Remarkable

I wrote today.  And I’m not talking about email or blogging, either.  I’m talking about the drive to Tully’s, set up computer, set up keyboard, put on headphones, play Death Cab for Cutie a half dozen times kind of writing.  I was working on Chapter 1, scene 1 of my next 5 Spot novel, a book I’m calling Hot Seat for now for lack of better title. 

It’s hard starting a new book.  I usually don’t like it as the words seem awkward, all rough angles and bare spaces.  The problem when I start a new book is that I don’t know the characters.  I know the over all story but I don’t know what motivates her, or those around her.  I don’t know what she wants, or where she’s going, or why she even needs to exist. 

Fortunately today I was prepared for the difficulties.  I ordered a huge green tea sweetened with just a pinch of stevia.  I had a CD case full of music options to lull me in.  I even had an apple and a protein bar in the event I was ‘suddenly’ hungry.   And even more importantly–I had the perfect amount of time.  Not quite two hours.  Perfect.

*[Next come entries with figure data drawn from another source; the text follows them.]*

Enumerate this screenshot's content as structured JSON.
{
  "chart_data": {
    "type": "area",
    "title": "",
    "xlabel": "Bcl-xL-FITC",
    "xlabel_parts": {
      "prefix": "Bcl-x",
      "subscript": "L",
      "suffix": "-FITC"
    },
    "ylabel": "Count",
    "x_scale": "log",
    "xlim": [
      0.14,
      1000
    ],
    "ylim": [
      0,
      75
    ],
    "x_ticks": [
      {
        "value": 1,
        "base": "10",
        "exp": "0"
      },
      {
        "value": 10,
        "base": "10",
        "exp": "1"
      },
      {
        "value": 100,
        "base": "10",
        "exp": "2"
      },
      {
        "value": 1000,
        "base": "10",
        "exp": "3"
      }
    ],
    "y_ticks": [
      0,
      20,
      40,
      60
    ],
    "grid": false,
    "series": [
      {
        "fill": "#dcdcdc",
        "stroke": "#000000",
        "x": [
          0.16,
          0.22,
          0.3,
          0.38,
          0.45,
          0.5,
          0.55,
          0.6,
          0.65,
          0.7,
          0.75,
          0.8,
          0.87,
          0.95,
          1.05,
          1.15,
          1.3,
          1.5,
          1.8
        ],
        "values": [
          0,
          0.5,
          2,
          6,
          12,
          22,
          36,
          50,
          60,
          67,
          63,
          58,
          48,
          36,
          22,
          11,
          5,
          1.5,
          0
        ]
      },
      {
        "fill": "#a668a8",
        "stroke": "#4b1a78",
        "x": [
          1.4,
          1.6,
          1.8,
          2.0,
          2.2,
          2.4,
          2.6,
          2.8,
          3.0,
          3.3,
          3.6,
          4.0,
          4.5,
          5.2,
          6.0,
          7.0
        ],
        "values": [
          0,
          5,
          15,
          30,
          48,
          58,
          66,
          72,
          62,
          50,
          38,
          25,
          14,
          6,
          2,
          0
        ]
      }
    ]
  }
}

By the time I set everything up and settled in I had maybe 90 minutes to write.  Not too long, but long enough to get the book started.  And all I had to do was write a scene.  One scene, any scene.  It didn’t have to be the first scene in the book, or an important scene.  It was just a “it’s okay to write scene”,  or in other words, “you’re safe, you can write badly now, I will still love you anyway” scene.

You see, I like writing when I can write crap and have time to write crap.  I like writing when there isn’t a clock ticking or a gun to my head.  I like trying to figure out my characters and find the surprises each story holds.  I like being entertained by my own imagination and intrigued by potential conflicts.  But to find the good stuff in a story I need time, and lots and lots of work, which requires energy.  And patience.  And courage.

I’m proud of myself for writing today.  I know it’s my job, and my career, and identity and all, but still, it’s hard work and it feels good to meet my goal.  Maybe if we writers (women?) were nicer to ourselves, we’d find it easier to meet our goals.